Some tourists including Washington Irving (1804), Percy Bysshe and Mary Shelley (1818) and Ralph Waldo Emerson (1833), objecting to the cruelty, refused to pay for the experiment to be performed on the dog. A Scottish scientist who examined the cave for several days (1877) reported:
On carrying a lighted torch into the cave, its smoke gradually falls, till it reaches the layer of gas, upon which it settles; and on looking in, the surface of the gaseous layer is seen, resembling that of water, and appears covered with beautiful undulations.

On holding the head below the level of the gas, holding the breath, and keeping the eyes open, an intolerable prickling sensation is produced upon the eyes by the carbonic acid.

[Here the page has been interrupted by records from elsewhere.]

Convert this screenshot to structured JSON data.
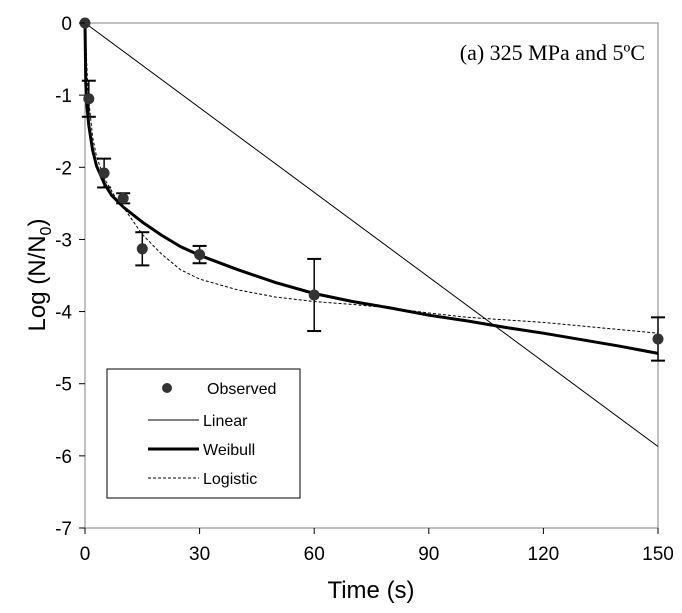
{
  "chart_data": {
    "type": "line",
    "annotation": "(a) 325 MPa and 5ºC",
    "xlabel": "Time (s)",
    "ylabel_main": "Log (N/N",
    "ylabel_sub": "0",
    "ylabel_end": ")",
    "xlim": [
      0,
      150
    ],
    "ylim": [
      -7,
      0
    ],
    "xticks": [
      0,
      30,
      60,
      90,
      120,
      150
    ],
    "yticks": [
      0,
      -1,
      -2,
      -3,
      -4,
      -5,
      -6,
      -7
    ],
    "grid": false,
    "legend_position": "bottom-left",
    "series": [
      {
        "name": "Observed",
        "style": "markers-with-error-bars",
        "x": [
          0,
          1,
          5,
          10,
          15,
          30,
          60,
          150
        ],
        "values": [
          0,
          -1.05,
          -2.08,
          -2.43,
          -3.13,
          -3.21,
          -3.77,
          -4.38
        ],
        "error": [
          0,
          0.25,
          0.2,
          0.07,
          0.23,
          0.12,
          0.5,
          0.3
        ]
      },
      {
        "name": "Linear",
        "style": "thin-solid",
        "x": [
          0,
          150
        ],
        "values": [
          0,
          -5.87
        ]
      },
      {
        "name": "Weibull",
        "style": "thick-solid",
        "x": [
          0,
          0.2,
          0.5,
          1,
          2,
          3,
          5,
          7,
          10,
          15,
          20,
          25,
          30,
          40,
          50,
          60,
          70,
          80,
          90,
          100,
          110,
          120,
          130,
          140,
          150
        ],
        "values": [
          0,
          -0.85,
          -1.15,
          -1.42,
          -1.76,
          -1.98,
          -2.22,
          -2.39,
          -2.55,
          -2.76,
          -2.94,
          -3.1,
          -3.22,
          -3.42,
          -3.6,
          -3.75,
          -3.86,
          -3.95,
          -4.05,
          -4.13,
          -4.22,
          -4.3,
          -4.39,
          -4.48,
          -4.58
        ]
      },
      {
        "name": "Logistic",
        "style": "dotted",
        "x": [
          0,
          0.3,
          0.6,
          1,
          2,
          3,
          5,
          8,
          10,
          15,
          20,
          25,
          30,
          40,
          50,
          60,
          70,
          80,
          90,
          100,
          120,
          150
        ],
        "values": [
          0,
          -0.35,
          -0.75,
          -1.08,
          -1.58,
          -1.85,
          -2.15,
          -2.42,
          -2.55,
          -2.93,
          -3.2,
          -3.42,
          -3.55,
          -3.7,
          -3.8,
          -3.86,
          -3.9,
          -3.95,
          -4.02,
          -4.08,
          -4.15,
          -4.3
        ]
      }
    ]
  }
}
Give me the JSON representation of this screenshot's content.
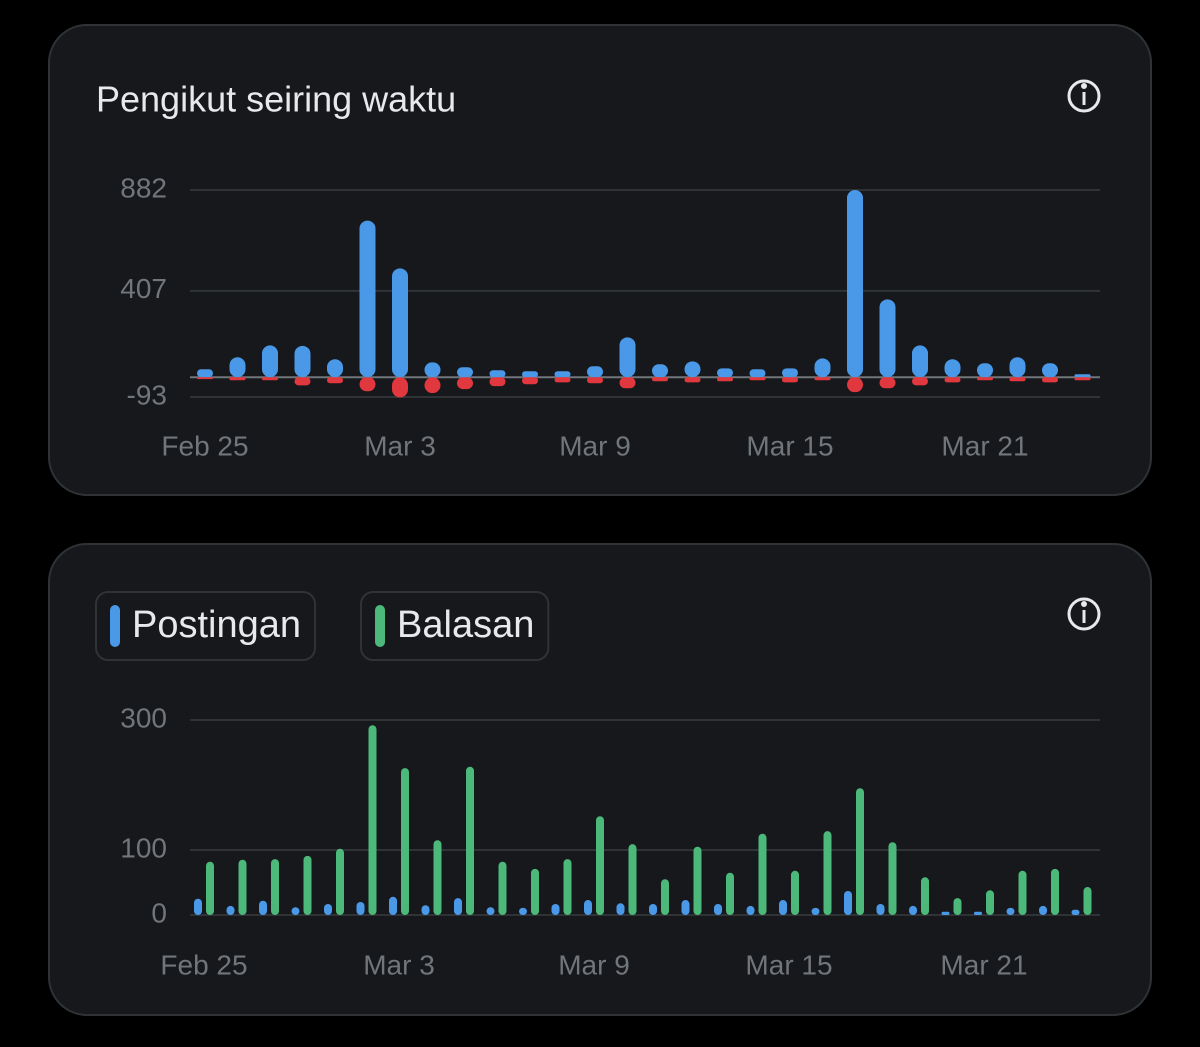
{
  "chart_data": [
    {
      "type": "bar",
      "barmode": "overlay",
      "title": "Pengikut seiring waktu",
      "categories": [
        "Feb 25",
        null,
        null,
        null,
        null,
        null,
        "Mar 3",
        null,
        null,
        null,
        null,
        null,
        "Mar 9",
        null,
        null,
        null,
        null,
        null,
        "Mar 15",
        null,
        null,
        null,
        null,
        null,
        "Mar 21",
        null,
        null,
        null
      ],
      "series": [
        {
          "color": "#4a99e9",
          "values": [
            38,
            94,
            150,
            148,
            85,
            738,
            513,
            70,
            47,
            33,
            28,
            28,
            52,
            188,
            61,
            75,
            42,
            38,
            42,
            89,
            882,
            367,
            150,
            85,
            66,
            94,
            66,
            14
          ]
        },
        {
          "color": "#e0383e",
          "values": [
            -9,
            -14,
            -14,
            -38,
            -28,
            -66,
            -95,
            -75,
            -56,
            -42,
            -33,
            -24,
            -28,
            -52,
            -19,
            -24,
            -19,
            -14,
            -24,
            -14,
            -70,
            -52,
            -38,
            -24,
            -14,
            -19,
            -24,
            -14
          ]
        }
      ],
      "ylim": [
        -93,
        882
      ],
      "yticks": [
        -93,
        407,
        882
      ],
      "grid": true
    },
    {
      "type": "bar",
      "barmode": "group",
      "categories": [
        "Feb 25",
        null,
        null,
        null,
        null,
        null,
        "Mar 3",
        null,
        null,
        null,
        null,
        null,
        "Mar 9",
        null,
        null,
        null,
        null,
        null,
        "Mar 15",
        null,
        null,
        null,
        null,
        null,
        "Mar 21",
        null,
        null,
        null
      ],
      "series": [
        {
          "name": "Postingan",
          "color": "#4a99e9",
          "values": [
            25,
            14,
            22,
            12,
            17,
            20,
            28,
            15,
            26,
            12,
            11,
            17,
            23,
            18,
            17,
            23,
            17,
            14,
            23,
            11,
            37,
            17,
            14,
            5,
            5,
            11,
            14,
            8
          ]
        },
        {
          "name": "Balasan",
          "color": "#4cb87a",
          "values": [
            82,
            85,
            86,
            91,
            102,
            292,
            226,
            115,
            228,
            82,
            71,
            86,
            152,
            109,
            55,
            105,
            65,
            125,
            68,
            129,
            195,
            112,
            58,
            26,
            38,
            68,
            71,
            43
          ]
        }
      ],
      "ylim": [
        0,
        300
      ],
      "yticks": [
        0,
        100,
        300
      ],
      "grid": true,
      "legend": "top-left"
    }
  ]
}
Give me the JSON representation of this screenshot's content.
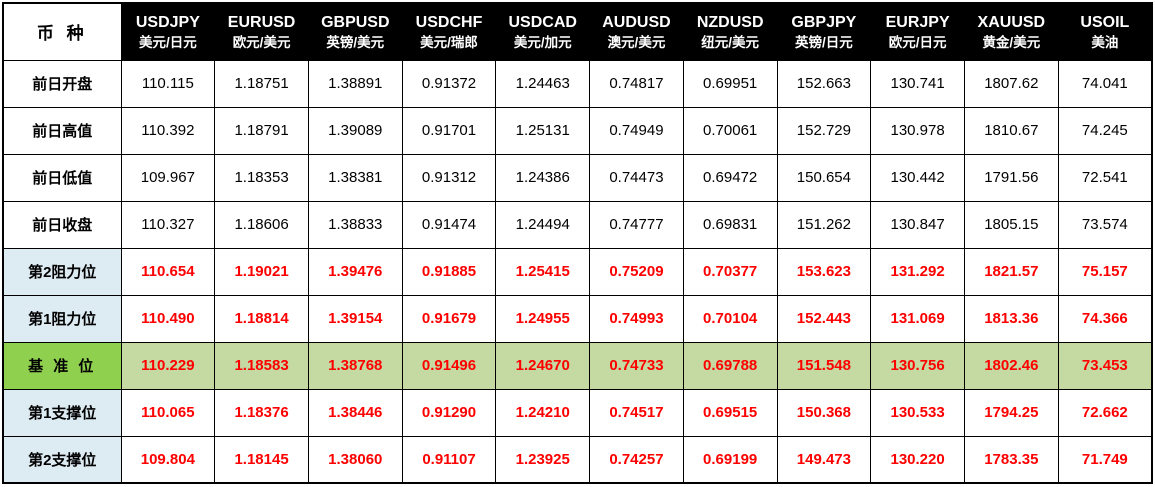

A dog brought into the cave, as is the custom there, appears, as it were, to drink the gas, lapping with its tongue. Then its eyes begin to dilate to an unnatural size, and its lapping becomes more spasmodic; beyond this it does not seem to suffer. While in the cave, also, the dog was able to stand, but when carried and set on its feet outside in the fresh air, it fell, and lay struggling as if in paroxysms of suffocation, but recovered in two or three minutes. I was told, however, that the animal gets into such a nervous state with the prospects of its frequent ordeals, that it has to be killed in three months.

The lake became polluted, was thought to be malarious, and was drained in 1870. At some point the spectacle fell into disuse, although Baedeker's guides in the 1880s were still advertising that to see the dog experiment would cost tourists 1 lire (≈ 20 U.S. cents). According to one source, it was banned before World War II for cruelty to animals. The cave entrance was blocked to prevent access by children.

In 2001 the cave was investigated by Italian speleologists. Nine metres from its entrance the temperature was 52 C and the CO_{2} concentration was 80%, with negligible oxygen.

==In popular science==
The cave was often described in nineteenth century science textbooks to illustrate the density and toxicity of carbon dioxide, and its reputation gave rise to a scientific demonstration of the same name, in which stepped candles are successively extinguished by tipping carbon dioxide into a transparent container.